Even if the court erred by admitting this evidence, we can affirm the judgment if we determine beyond a reasonable doubt that the error did not contribute to the conviction. See Tex. R. App. P. 81(b)(2). The jury charge provided:

 

[i]f you believe from the evidence beyond a reasonable doubt that the defendant, RICARDO RAMIREZ, . . . did then and there, while in the course of committing theft and with intent to obtain or maintain control of the property of LARRY LEE, the said property being a roast, without the effective consent of the said LARRY LEE, and with intent to deprive the said LARRY LEE of said property, did then and there knowingly or intentionally threaten or place the said LARRY LEE in fear of imminent bodily injury, then you will find the defendant guilty of the offense of robbery, as charged in the indictment . . . .

 

Lee's uncontroverted testimony showed that Ramirez took the roast, stuffed it in his pants, and walked out.

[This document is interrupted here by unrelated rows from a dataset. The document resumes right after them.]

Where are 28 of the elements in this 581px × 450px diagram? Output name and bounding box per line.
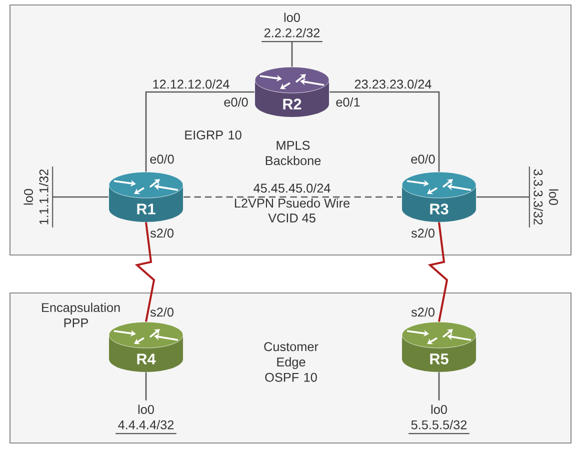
edge-label: 45.45.45.0/24 [252,182,332,194]
edge-label: 12.12.12.0/24 [150,78,232,90]
loopback-link [291,42,293,67]
serial-link [428,222,448,322]
interface-label: e0/0 [224,97,248,107]
loopback-label: lo0 3.3.3.3/32 [528,166,558,228]
loopback-label: lo0 4.4.4.4/32 [116,404,176,434]
loopback-label: lo0 2.2.2.2/32 [262,12,322,42]
edge-label: 23.23.23.0/24 [352,78,434,90]
loopback-link [145,372,147,400]
interface-label: s2/0 [411,228,434,238]
loopback-link [476,196,530,198]
interface-label: e0/0 [411,154,435,164]
network-link [330,91,440,172]
link-label: VCID 45 [268,214,316,222]
interface-label: s2/0 [411,307,434,317]
interface-label: s2/0 [150,228,174,238]
loopback-label: lo0 5.5.5.5/32 [408,404,470,434]
serial-link [134,222,156,322]
interface-label: s2/0 [150,307,174,317]
interface-label: e0/0 [150,154,174,164]
loopback-link [438,372,440,400]
interface-label: e0/1 [336,97,360,107]
loopback-label: lo0 1.1.1.1/32 [24,166,54,228]
link-label: L2VPN Psuedo Wire [234,198,350,208]
loopback-link [52,196,108,198]
network-link [145,91,254,172]
network-link [184,196,402,198]
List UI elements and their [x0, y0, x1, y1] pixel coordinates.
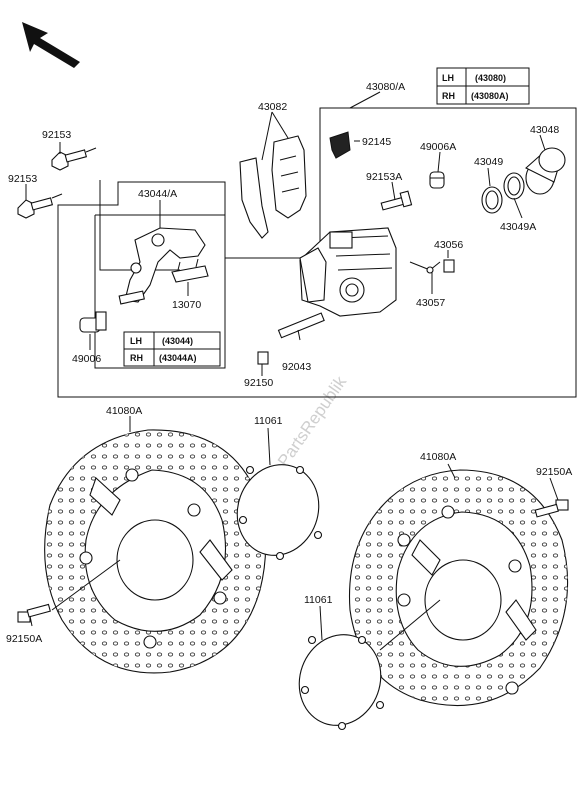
- sleeve: [277, 312, 325, 339]
- pad-pin-plug: [443, 259, 455, 273]
- caliper-table-lh: LH: [442, 73, 454, 83]
- label-92153-upper: 92153: [42, 129, 71, 141]
- label-13070: 13070: [172, 299, 201, 311]
- label-92150: 92150: [244, 377, 273, 389]
- label-43049A: 43049A: [500, 221, 536, 233]
- caliper-table-rh-part: (43080A): [471, 91, 509, 101]
- label-92153-lower: 92153: [8, 173, 37, 185]
- brake-pad-rear: [271, 135, 307, 219]
- caliper-lh-rh-table: LH (43080) RH (43080A): [436, 67, 530, 105]
- label-41080A-right: 41080A: [420, 451, 456, 463]
- bolt-92153-lower: [17, 197, 54, 219]
- label-92150A-right: 92150A: [536, 466, 572, 478]
- caliper-bracket: [118, 227, 206, 305]
- brake-disc-right: [348, 469, 569, 707]
- label-43056: 43056: [434, 239, 463, 251]
- label-43080A: 43080/A: [366, 81, 405, 93]
- bracket-lh-rh-table: LH (43044) RH (43044A): [123, 331, 221, 367]
- label-43044A: 43044/A: [138, 188, 177, 200]
- disc-bolt-right: [534, 499, 569, 518]
- label-92153A: 92153A: [366, 171, 402, 183]
- label-43082: 43082: [258, 101, 287, 113]
- label-11061-lower: 11061: [304, 594, 333, 606]
- label-43049: 43049: [474, 156, 503, 168]
- disc-bolt-left: [17, 603, 51, 623]
- brake-pad-front: [239, 157, 269, 239]
- bleeder-valve: [380, 190, 413, 211]
- label-92145: 92145: [362, 136, 391, 148]
- label-41080A-left: 41080A: [106, 405, 142, 417]
- slide-pin: [79, 311, 107, 333]
- watermark: PartsRepublik: [274, 372, 351, 470]
- bleeder-cap: [429, 171, 445, 189]
- pad-clip: [329, 131, 351, 159]
- bracket-table-rh-part: (43044A): [159, 353, 197, 363]
- bracket-table-lh-part: (43044): [162, 336, 193, 346]
- pad-spring: [171, 258, 209, 283]
- part-labels: 43080/A 43082 92153 92153 92145 49006A 4…: [6, 81, 572, 645]
- piston: [525, 147, 566, 195]
- label-92150A-left: 92150A: [6, 633, 42, 645]
- bolt-92153-upper: [51, 149, 88, 171]
- label-11061-upper: 11061: [254, 415, 283, 427]
- brake-disc-left: [44, 429, 267, 674]
- leader-lines: [25, 91, 559, 651]
- disc-gasket-lower: [298, 634, 385, 731]
- piston-seal: [481, 186, 503, 214]
- label-43057: 43057: [416, 297, 445, 309]
- bracket-table-lh: LH: [130, 336, 142, 346]
- caliper-table-rh: RH: [442, 91, 455, 101]
- disc-gasket-upper: [236, 464, 323, 561]
- label-43048: 43048: [530, 124, 559, 136]
- dust-seal: [503, 172, 525, 200]
- label-49006A: 49006A: [420, 141, 456, 153]
- bracket-table-rh: RH: [130, 353, 143, 363]
- pad-pin: [409, 261, 441, 274]
- caliper-table-lh-part: (43080): [475, 73, 506, 83]
- label-92043: 92043: [282, 361, 311, 373]
- bolt-92150: [257, 351, 269, 365]
- caliper-body: [299, 227, 397, 317]
- label-49006: 49006: [72, 353, 101, 365]
- arrow-icon: [22, 22, 80, 68]
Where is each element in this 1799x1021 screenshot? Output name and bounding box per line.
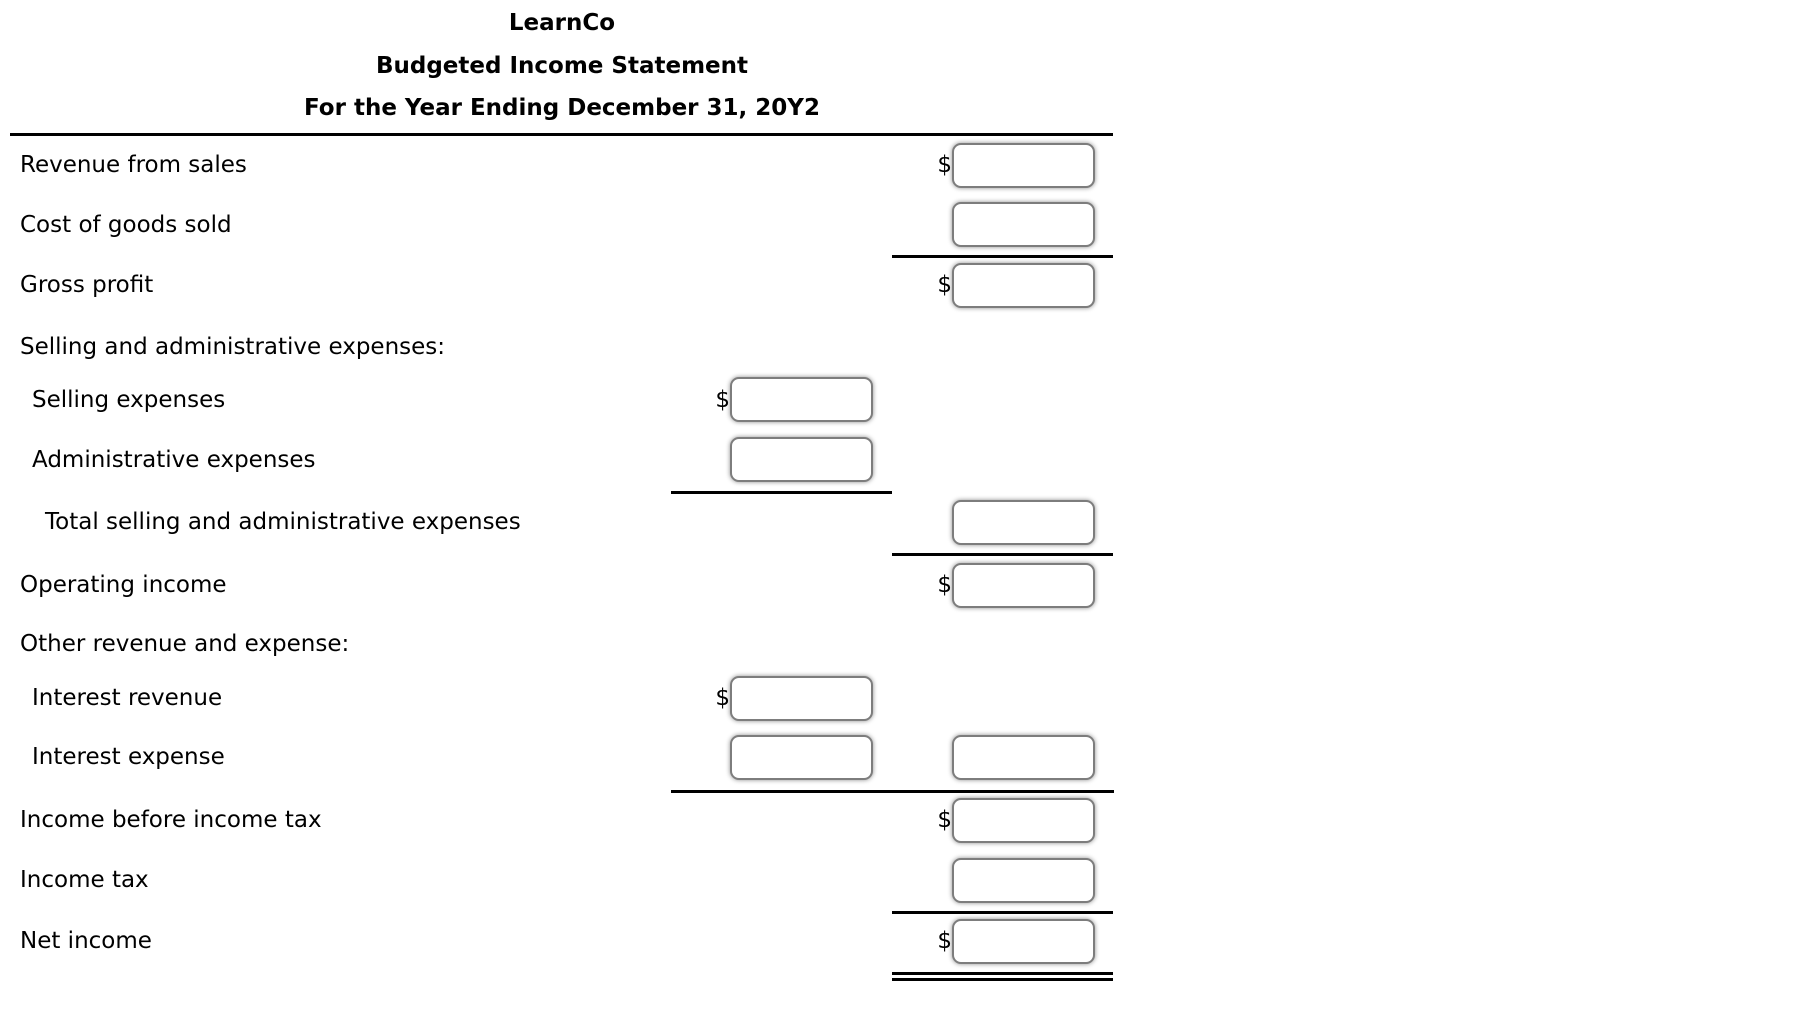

When confronted by Lee and another employee outside the store, Ramirez brandished the knife, placing Lee in fear of imminent bodily injury. When Lee and his fellow employee backed off, Ramirez walked away without returning the roast. The police confirmed that they found a knife and roast in Ramirez's pants.

In light of the overwhelming, uncontroverted testimony establishing the elements of the offense of robbery, we are convinced beyond a reasonable doubt that the testimony regarding the threat did not contribute to the conviction.

We hold that the court did not commit error, much less harmful error, by admitting evidence of Ramirez's threat to "get" the people who called the police. We overrule point one and affirm the judgment.

 

Before Chief Justice Carroll, Justices Aboussie and Jones

Affirmed

Filed: August 23, 1995

Do Not Publish

1. Penal Code, 63d Leg., R.S., ch. 399, sec. 1, 29.02, 1973 Tex. Gen. Laws 883, 926 (Tex. Penal Code Ann. 29.02, since amended).